Why would I care where my population goes? Percentage-based improvements aren't really common enough or powerful enough for it to make a huge difference where they live; as long as they exist I'm getting gold and research out of them. That's all that matters. And controlling more cities brings more total citizens into existence faster than fewer cities. The "cost", in the short term, of a quarter of a new citizen being diverted away from my well-developed capital into a smaller city is next to meaningless, because that's not a huge number and crappy cities aren't that much worse than big cities at making use of citizens anyway. Assuming my core cities haven't all been sitting at their population caps for dozens of turns already, that is. In the extremely likely case that that has happened or will happen soon, I have even LESS reason to care.
Another thing to bear in mind: the more cities I have, the less one additional city impacts the growth of each existing city. The difference between one and two is kind of noticeable, but between 6 and 7, when the seventh city is going to be increasing my total prestige by 1 anyway? The number in the panel doesn't even change. And don't try to tell me that a one-city empire is a sensible alternative to a seven-city empire. Even if concentrated population was more valuable than it is, my population is going to grow faster than I can research new food-related techs if I don't spread it out. Especially if I focus on the military techs you expect me to care about at this phase of the game.

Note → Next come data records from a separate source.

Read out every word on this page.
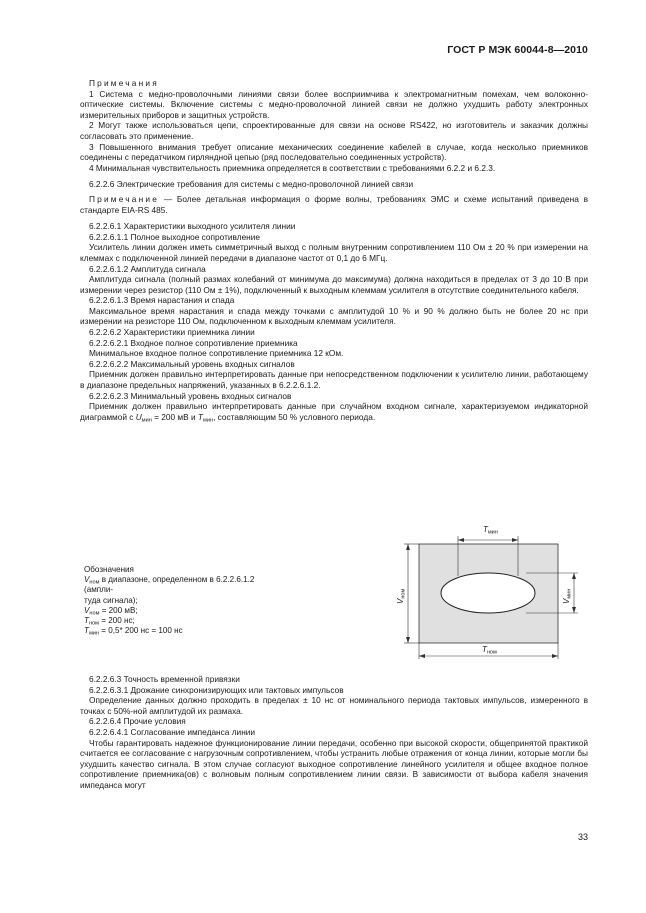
ГОСТ Р МЭК 60044-8—2010

Примечания

1 Система с медно-проволочными линиями связи более восприимчива к электромагнитным помехам, чем волоконно-оптические системы. Включение системы с медно-проволочной линией связи не должно ухудшить работу электронных измерительных приборов и защитных устройств.

2 Могут также использоваться цепи, спроектированные для связи на основе RS422, но изготовитель и заказчик должны согласовать это применение.

3 Повышенного внимания требует описание механических соединение кабелей в случае, когда несколько приемников соединены с передатчиком гирляндной цепью (ряд последовательно соединенных устройств).

4 Минимальная чувствительность приемника определяется в соответствии с требованиями 6.2.2 и 6.2.3.

6.2.2.6 Электрические требования для системы с медно-проволочной линией связи

Примечание — Более детальная информация о форме волны, требованиях ЭМС и схеме испытаний приведена в стандарте EIA-RS 485.

6.2.2.6.1 Характеристики выходного усилителя линии

6.2.2.6.1.1 Полное выходное сопротивление

Усилитель линии должен иметь симметричный выход с полным внутренним сопротивлением 110 Ом ± 20 % при измерении на клеммах с подключенной линией передачи в диапазоне частот от 0,1 до 6 МГц.

6.2.2.6.1.2 Амплитуда сигнала

Амплитуда сигнала (полный размах колебаний от минимума до максимума) должна находиться в пределах от 3 до 10 В при измерении через резистор (110 Ом ± 1%), подключенный к выходным клеммам усилителя в отсутствие соединительного кабеля.

6.2.2.6.1.3 Время нарастания и спада

Максимальное время нарастания и спада между точками с амплитудой 10 % и 90 % должно быть не более 20 нс при измерении на резисторе 110 Ом, подключенном к выходным клеммам усилителя.

6.2.2.6.2 Характеристики приемника линии

6.2.2.6.2.1 Входное полное сопротивление приемника

Минимальное входное полное сопротивление приемника 12 кОм.

6.2.2.6.2.2 Максимальный уровень входных сигналов

Приемник должен правильно интерпретировать данные при непосредственном подключении к усилителю линии, работающему в диапазоне предельных напряжений, указанных в 6.2.2.6.1.2.

6.2.2.6.2.3 Минимальный уровень входных сигналов

Приемник должен правильно интерпретировать данные при случайном входном сигнале, характеризуемом индикаторной диаграммой с $U_{мин} = 200$ мВ и $T_{мин}$, составляющим 50 % условного периода.

Обозначения

$V_{ном}$ в диапазоне, определенном в 6.2.2.6.1.2 (ампли-

туда сигнала);

$V_{ном} = 200$ мВ;

$T_{ном} = 200$ нс;

$T_{мин} = 0,5*$ 200 нс = 100 нс

Tмин
Tном
Vном
Vмин

6.2.2.6.3 Точность временной привязки

6.2.2.6.3.1 Дрожание синхронизирующих или тактовых импульсов

Определение данных должно проходить в пределах ± 10 нс от номинального периода тактовых импульсов, измеренного в точках с 50%-ной амплитудой их размаха.

6.2.2.6.4 Прочие условия

6.2.2.6.4.1 Согласование импеданса линии

Чтобы гарантировать надежное функционирование линии передачи, особенно при высокой скорости, общепринятой практикой считается ее согласование с нагрузочным сопротивлением, чтобы устранить любые отражения от конца линии, которые могли бы ухудшить качество сигнала. В этом случае согласуют выходное сопротивление линейного усилителя и общее входное полное сопротивление приемника(ов) с волновым полным сопротивлением линии связи. В зависимости от выбора кабеля значения импеданса могут

33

Raising taxes lowers your research and production but provides capital to buy things sooner at the cost of slowing your natural progression.
In my current game, my taxes sat at 0 for the first 150 or so turns, then 1% for the next 150, and then I finally put it up to 2% when I started producing meaningful numbers of troops for the first time. Not because I NEEDED to; I had just gotten used to having 4000 gilden in the bank and didn't feel like seeing the number turn red. Besides, the most important aspect of my "natural progression" is probably prestige (population is the root of everything), and I'm pretty sure unrest doesn't even impact population growth.
Can you see what I'm getting at? There's a "choice" between producing soldiers and producing infrastructure, but is it really meaningful? If I am at peace, I have no reason to waste gildar on troops who will be sitting around doing nothing and waiting to become obsolete, so I build infrastructure and rely on my sovereign to do all the killy jobs. When my diplomatic information tells me that I am close to war, I build troops, because I might actually need them and the actual benefit of the constructed infrastructure barely matters anyway. My decisions during peacetime aren't likely to enhance or detract from my empire's potential as a war machine when the time comes. The only forms of infrastructure that DO matter in a big, obvious way--the existence of cities, total prestige, and control over resources via outposts--are maximized so cheaply and so quickly that doing so doesn't detract from any of my other capabilities (in fact, it directly supports all of them in the most efficient possible manner). Am I actually making meaningful strategic decisions and sacrifices, or am I making no-brainer decisions and reacting to stimuli?
Research comes from citizens. Income comes from citizens. Civic production comes from citizens. Military production comes from citizens. More citizens means more of all of these things, linearly, without drawback (actually that's not true; military production increases BETTER than linearly due to the base production values in the cities I build to keep citizens in). There's exactly one way to get more citizens and that's to expand. Expanding (via founding new cities, at least) is the least costly thing a player is capable of doing with their existing cities. The faster you expand, the more total prestige you have and the faster citizens build up. So of course I do it as much as possible. Maybe I wind up producing a lot of troops, maybe I wind up producing a lot of infrastructure. That's largely determined by the environment, not by my decisions earlier in the game. And can you guess what my best option is for preparing for either contingency? It's to maximize citizens, every single time. There is no visible difference between an empire designed for war and an empire designed for peace, except in the mid-to-high level techs you take. The only difference is what I have in the production queue at this exact second.
EDIT: Also, I have to ask: if you (somehow) feel that diluting your prestige matters so much, then why did you program the AI to expand so aggressively? I have yet to see terrain so arid and lifeless that the AI will not settle in it. They even take the lousy 2/3 land that I don't bother with (more out of laziness than sensible strategy, probably). That's part of why it pays to city-spam yourself: the AI will take all the land if you don't.